A review of the available research into long Covid in children and adolescents has found that it is rare for children and adolescents to report having symptoms associated with long Covid for longer than 12 weeks. During those 12 weeks the most common symptoms reported were headache, fatigue, sleep disturbance, concentration difficulties and abdominal pain.
The review also found that the existing studies on long Covid in children and adolescents “have major limitations” with some not showing “a difference in symptoms between those who have been infected by SARS-CoV-2 and those who haven’t.”
The review, which was published in the Pediatric Infectious Disease Journal, was carried out by the Murdoch Children’s Research Institute (MCRI), Australia’s largest child health research institute.
Professor Nigel Curtis, of Melbourne University and the MCRI, said that while children with COVID-19 are “usually asymptomatic or have mild disease with low rates of hospitalization, the risks and features of long Covid were poorly understood.” He said that the studies that have been conducted so far lacked “a clear case definition, and age-related data,” and that they rely on “self- or parent- reported symptoms without a lab confirmation.”
Professor Curtis cautions that these methodological issues, combined with a low response rate in many of the studies available, indicate we may be overestimating the risk of long Covid.
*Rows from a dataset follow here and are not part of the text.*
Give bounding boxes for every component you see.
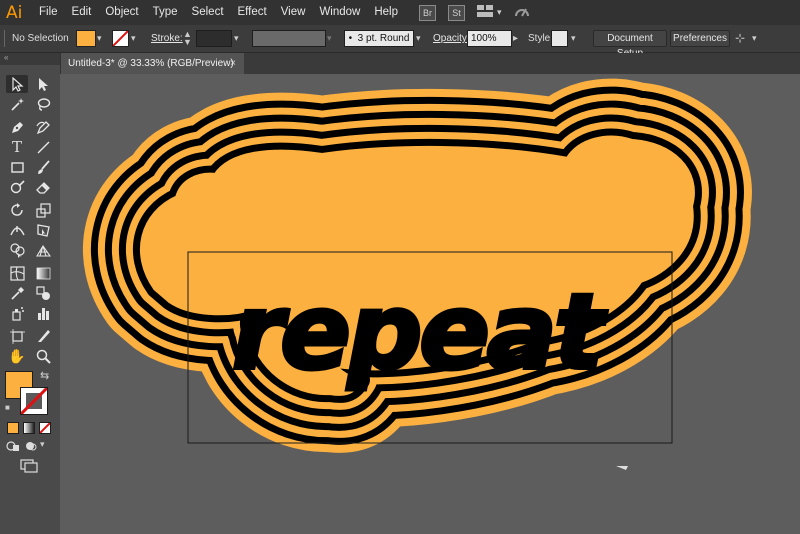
- eyedropper-tool-icon[interactable]: [6, 284, 28, 302]
- stock-button[interactable]: St: [448, 4, 465, 21]
- document-tab[interactable]: Untitled-3* @ 33.33% (RGB/Preview) ×: [60, 53, 244, 74]
- chevron-down-icon[interactable]: ▾: [752, 30, 757, 47]
- lasso-tool-icon[interactable]: [32, 95, 54, 113]
- direct-selection-tool-icon[interactable]: [32, 75, 54, 93]
- menu-window[interactable]: Window: [312, 0, 367, 25]
- chevron-down-icon[interactable]: ▾: [416, 30, 421, 47]
- gpu-performance-icon[interactable]: [514, 4, 530, 21]
- graphic-style-swatch[interactable]: [551, 30, 568, 47]
- zoom-tool-icon[interactable]: [32, 347, 54, 365]
- artboard-tool-icon[interactable]: [6, 327, 28, 345]
- paintbrush-tool-icon[interactable]: [32, 158, 54, 176]
- blend-tool-icon[interactable]: [32, 284, 54, 302]
- menu-help[interactable]: Help: [367, 0, 405, 25]
- stroke-weight-field[interactable]: [196, 30, 232, 47]
- selection-status: No Selection: [12, 33, 69, 44]
- chevron-down-icon[interactable]: ▾: [131, 30, 136, 47]
- collapse-icon[interactable]: «: [4, 53, 8, 62]
- column-graph-tool-icon[interactable]: [32, 304, 54, 322]
- screen-mode-icon[interactable]: [20, 459, 38, 473]
- chevron-down-icon[interactable]: ▾: [40, 439, 45, 450]
- width-tool-icon[interactable]: [6, 221, 28, 239]
- line-segment-tool-icon[interactable]: [32, 138, 54, 156]
- chevron-right-icon[interactable]: ▸: [513, 30, 518, 47]
- opacity-field[interactable]: 100%: [467, 30, 512, 47]
- mesh-tool-icon[interactable]: [6, 264, 28, 282]
- menu-bar: Ai File Edit Object Type Select Effect V…: [0, 0, 800, 25]
- close-icon[interactable]: ×: [230, 53, 236, 74]
- chevron-down-icon[interactable]: ▾: [497, 7, 502, 18]
- document-tab-title: Untitled-3* @ 33.33% (RGB/Preview): [68, 58, 234, 69]
- swap-colors-icon[interactable]: ⇆: [40, 369, 49, 382]
- stroke-label[interactable]: Stroke:: [151, 30, 183, 47]
- gradient-tool-icon[interactable]: [32, 264, 54, 282]
- rectangle-tool-icon[interactable]: [6, 158, 28, 176]
- variable-width-profile[interactable]: [252, 30, 326, 47]
- stroke-weight-stepper[interactable]: ▲ ▼: [183, 30, 192, 47]
- magic-wand-tool-icon[interactable]: [6, 95, 28, 113]
- eraser-tool-icon[interactable]: [32, 178, 54, 196]
- menu-select[interactable]: Select: [185, 0, 231, 25]
- menu-type[interactable]: Type: [146, 0, 185, 25]
- type-tool-icon[interactable]: T: [6, 138, 28, 156]
- pen-tool-icon[interactable]: [6, 118, 28, 136]
- align-options-icon[interactable]: ⊹: [735, 30, 745, 47]
- default-colors-icon[interactable]: ■: [5, 403, 10, 412]
- app-logo: Ai: [6, 2, 23, 23]
- style-label: Style:: [528, 33, 554, 44]
- menu-edit[interactable]: Edit: [65, 0, 99, 25]
- menu-object[interactable]: Object: [98, 0, 145, 25]
- chevron-down-icon[interactable]: ▾: [571, 30, 576, 47]
- draw-mode-icon[interactable]: [24, 440, 38, 452]
- none-mode-icon[interactable]: [39, 422, 51, 434]
- shaper-tool-icon[interactable]: [6, 178, 28, 196]
- document-tab-bar: Untitled-3* @ 33.33% (RGB/Preview) ×: [60, 53, 800, 74]
- grip-icon: [4, 30, 5, 47]
- preferences-button[interactable]: Preferences: [670, 30, 730, 47]
- perspective-grid-tool-icon[interactable]: [32, 241, 54, 259]
- repeat-text[interactable]: repeat: [230, 269, 612, 395]
- brush-dot-icon: •: [348, 33, 353, 44]
- stroke-swatch[interactable]: [112, 30, 129, 47]
- bridge-button[interactable]: Br: [419, 4, 436, 21]
- brush-label: 3 pt. Round: [357, 33, 410, 44]
- opacity-label[interactable]: Opacity:: [433, 30, 470, 47]
- chevron-down-icon[interactable]: ▾: [97, 30, 102, 47]
- selection-tool-icon[interactable]: [6, 75, 28, 93]
- color-mode-icon[interactable]: [7, 422, 19, 434]
- symbol-sprayer-tool-icon[interactable]: [6, 304, 28, 322]
- document-setup-button[interactable]: Document Setup: [593, 30, 667, 59]
- rotate-tool-icon[interactable]: [6, 201, 28, 219]
- free-transform-tool-icon[interactable]: [32, 221, 54, 239]
- chevron-down-icon[interactable]: ▾: [327, 30, 332, 47]
- draw-normal-icon[interactable]: [6, 440, 20, 452]
- brush-definition[interactable]: • 3 pt. Round: [344, 30, 414, 47]
- control-bar: No Selection ▾ ▾ Stroke: ▲ ▼ ▾ ▾ • 3 pt. …: [0, 25, 800, 59]
- curvature-tool-icon[interactable]: [32, 118, 54, 136]
- tools-panel-header: «: [0, 53, 60, 65]
- menu-effect[interactable]: Effect: [231, 0, 274, 25]
- slice-tool-icon[interactable]: [32, 327, 54, 345]
- chevron-down-icon[interactable]: ▾: [234, 30, 239, 47]
- menu-view[interactable]: View: [274, 0, 313, 25]
- artwork-fragment: [616, 466, 628, 470]
- tools-panel: « T ✋ ⇆ ■ ▾: [0, 53, 61, 534]
- shape-builder-tool-icon[interactable]: [6, 241, 28, 259]
- hand-tool-icon[interactable]: ✋: [6, 347, 28, 365]
- fill-swatch[interactable]: [76, 30, 96, 47]
- repeat-artwork[interactable]: repeat: [60, 74, 800, 534]
- arrange-documents-icon[interactable]: [477, 5, 493, 20]
- stroke-color-box[interactable]: [20, 387, 48, 415]
- canvas-area[interactable]: repeat: [60, 74, 800, 534]
- gradient-mode-icon[interactable]: [23, 422, 35, 434]
- scale-tool-icon[interactable]: [32, 201, 54, 219]
- menu-file[interactable]: File: [32, 0, 65, 25]
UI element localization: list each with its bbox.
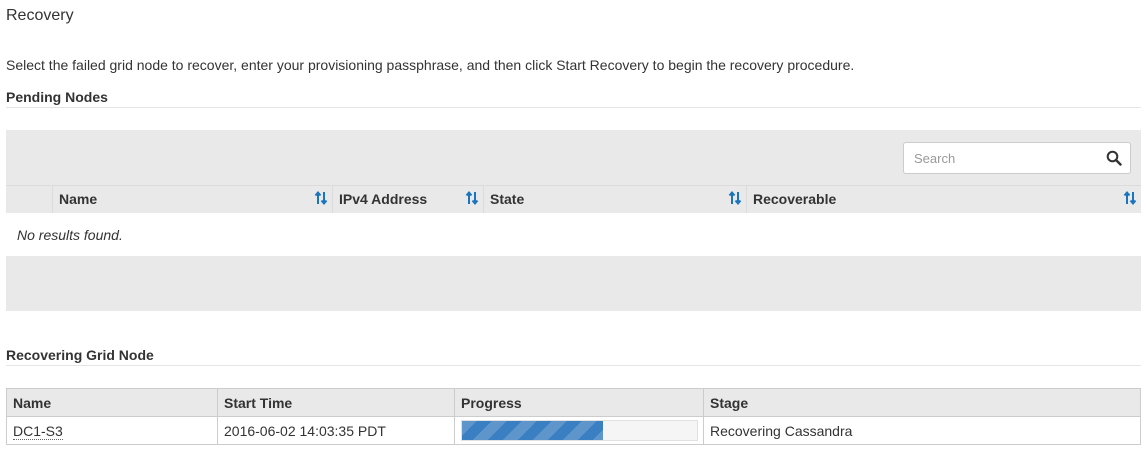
column-header-recoverable[interactable]: Recoverable	[746, 186, 1141, 214]
page-title: Recovery	[6, 7, 74, 24]
section-divider	[6, 365, 1141, 366]
search-input[interactable]	[904, 143, 1094, 173]
sort-icon[interactable]	[728, 190, 742, 206]
column-header-name: Name	[6, 388, 218, 417]
column-label: IPv4 Address	[339, 191, 428, 207]
search-icon[interactable]	[1106, 150, 1122, 166]
progress-bar-fill	[462, 421, 603, 440]
search-box[interactable]	[903, 142, 1131, 174]
empty-message: No results found.	[17, 227, 123, 243]
pending-nodes-heading: Pending Nodes	[6, 89, 108, 105]
pending-table-header: Name IPv4 Address State Recoverable	[6, 185, 1141, 214]
sort-icon[interactable]	[1123, 190, 1137, 206]
column-label: Name	[59, 191, 98, 207]
stage-cell: Recovering Cassandra	[703, 416, 1141, 445]
select-column-header	[6, 186, 52, 214]
column-label: State	[490, 191, 525, 207]
progress-cell	[454, 416, 704, 445]
node-name-cell: DC1-S3	[6, 416, 218, 445]
start-time-cell: 2016-06-02 14:03:35 PDT	[217, 416, 455, 445]
recovering-grid-node-heading: Recovering Grid Node	[6, 347, 154, 363]
column-header-name[interactable]: Name	[52, 186, 332, 214]
column-header-progress: Progress	[454, 388, 704, 417]
sort-icon[interactable]	[314, 190, 328, 206]
progress-bar	[461, 420, 698, 441]
column-header-ipv4[interactable]: IPv4 Address	[332, 186, 483, 214]
column-header-start-time: Start Time	[217, 388, 455, 417]
node-name-link[interactable]: DC1-S3	[13, 422, 63, 440]
sort-icon[interactable]	[465, 190, 479, 206]
column-label: Recoverable	[753, 191, 837, 207]
pending-table-body: No results found.	[6, 213, 1141, 256]
table-row: DC1-S3 2016-06-02 14:03:35 PDT Recoverin…	[6, 416, 1141, 445]
recovering-table: Name Start Time Progress Stage DC1-S3 20…	[6, 388, 1141, 445]
intro-text: Select the failed grid node to recover, …	[6, 57, 855, 73]
table-header-row: Name Start Time Progress Stage	[6, 388, 1141, 417]
pending-nodes-panel: Name IPv4 Address State Recoverable	[6, 130, 1141, 311]
section-divider	[6, 107, 1141, 108]
column-header-stage: Stage	[703, 388, 1141, 417]
column-header-state[interactable]: State	[483, 186, 746, 214]
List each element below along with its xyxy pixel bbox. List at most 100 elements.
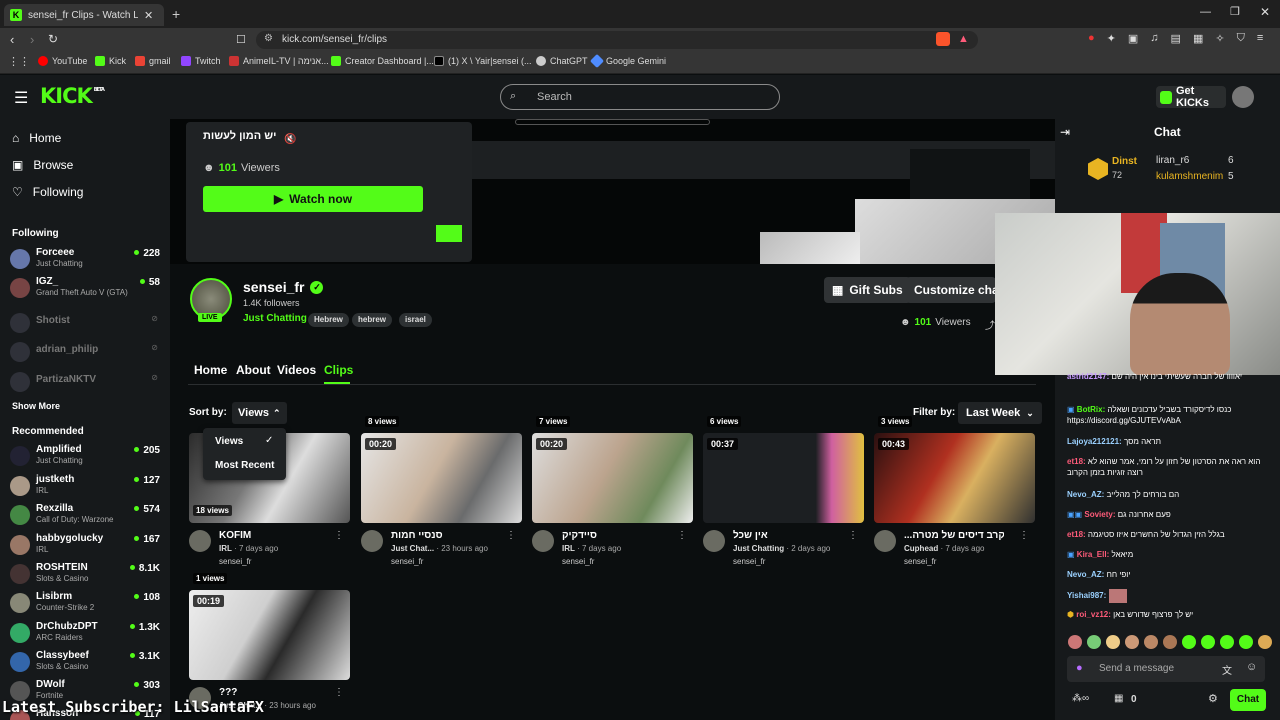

Curtis told the Guardian newspaper that “we don’t in fact have an accurate determination of the risk of long Covid, but it’s likely to be considerably less than many…headlines have been suggesting.”
Speaking to the Australian newspaper Dr Curtis said that “an accurate determination of the risk of long Covid” amongst children and adolescents is “crucial in the debate about the risks and benefits of vaccination…given the very low risk of severe disease we’d have to be ultra-cautious about vaccination in young children.”
Dr Petra Zimmermann, of the University of Fribourg and the MRCI, said that the symptoms of long Covid are “difficult to distinguish from those attributable to the indirect effects of the pandemics, such as school closures, not seeing friends or being unable to do sports and hobbies.”
The MCRI recently released a research brief which stated that “there are significant indirect effects of the pandemic on the mental health, learning and wellbeing of children and adolescents.” “Prolonged school closures and lockdowns,” according to the MCRI, “exacerbate these impacts, differentially affecting those living with disadvantage, diminishing social mobility and impacting economic productivity.”
Australia, the brief says, has seen “substantial increases in admissions to pediatric hospitals for mental health, substance use, self-harm and suicide attempts.”